In order to encipher a message, you must pipe it through the Plaintext program. You can do this either by creating a file and using the "cat" command, or simply echoing your text directly into Plainsight.

$ echo "The quick brown fox jumps over the lazy dog." > message.txt

$ cat message.txt | plainsight -m encipher -f lipsum.txt > enciphered.txt
Adding models:
Model: lipsum.txt added in 0.00s (context == 2)
input is "", output is ""

enciphering: 100%|############################|  2.75 kB/s | Time: 0:00:00

$ cat enciphered.txt
empor blandit augue, et tempor Aliquam viverra blandit eleifend consectetur
augue, Donec et Morbi tincidunt ex eget amet tincidunt et nisi ipsum purus.
eleifend sed suscipit nunc et nisi nisi suscipit ex ullamcorper amet Morbi
Donec Morbi condimentum viverra nunc sed suscipit vel vel eget tincidunt
Integer malesuada sed suscipit Morbi et ipsum. tincidunt amet ex ullamcorper
blandit ipsum. vel augue, nisi amet ex eget blandit vel Donec eleifend
Integer ipsum. tempor

The 44 character message has been enciphered into 470 characters of randomly arranged words from the Lipsum source text.

Now to decipher the message:

$ cat enciphered.txt | plainsight -m decipher -f lipsum.txt > deciphered.txt
Adding models:
Model: lipsum.txt added in 0.01s (context == 2)
input is "", output is ""

deciphering: 100%|############################| 367.62 B/s | Time: 0:00:00

$ cat deciphered.txt
The quick brown fox jumps over the lazy dog.

As you can see, the message has been deciphered with all formatting and punctuation intact.

Plainsight also works well with files.

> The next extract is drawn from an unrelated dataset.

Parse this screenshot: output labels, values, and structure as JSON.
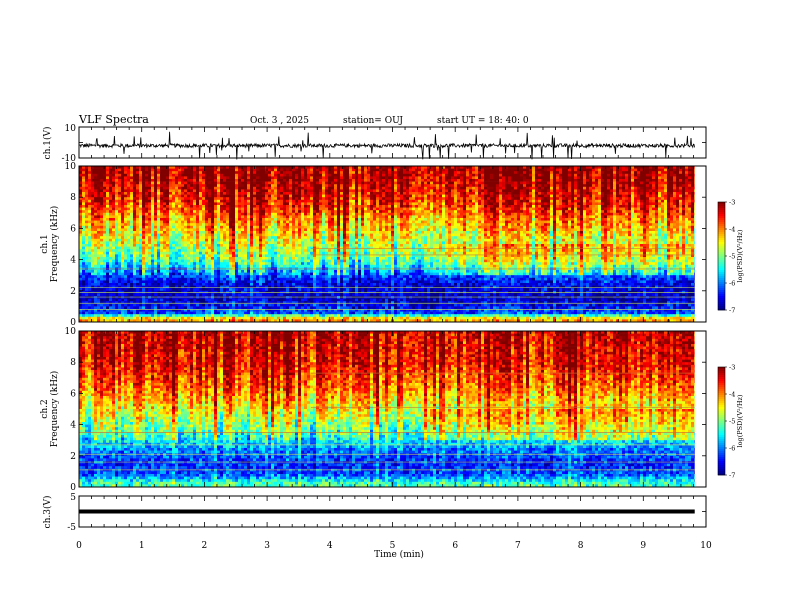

I have successfully enciphered and deciphered a PNG file, C file and ZIP file, so it should work fine for any type of file. Plainsight is not really ideal for large files though, since once you start reaching multiple megabytes in size it takes a very long time to encipher/decipher, and the output file is very large in size.

In order to combat the large output file sizes, I tried using a longer source text. To my surprise, the output file was even larger! I am not sure why this is, as I thought that having a longer word list to encipher with (meaning more possible combinations) would result in a smaller output. Perhaps the Plainsight software creates a ciphertext relative in length to the source text.

An interesting way that Plainsight could be used is to write messages that are intended for a certain group of people. If a Plainsight message was left somewhere public, many people would just scroll past it, but anybody who recognised the format could try using common source texts to decipher the message.

Another way that I find Plainsight useful is for creating physical printed paper backups of confidential information. For example if you wanted to create a physical backup of an encryption key. It is not safe to print the key in plain text format, since modern "smart" printers may have some sort of memory that could store a copy of your key, or it could be kept on a print server. Enciphering the key using Plainsight and printing the output would help get around this risk.

You can easily layer Plainsight with other technologies for extra protection. For example, encrypt your message with PGP and run that through Plainsight. This way, you have the security and privacy of PGP combined with the obscurity of Plainsight.

Plainsight is probably one of the best ways to send a secret message undetected. Especially if you're using a random Lipsum as your source text, since a Lipsum text is a completely normal thing to find on the internet and shouldn't raise any red flags.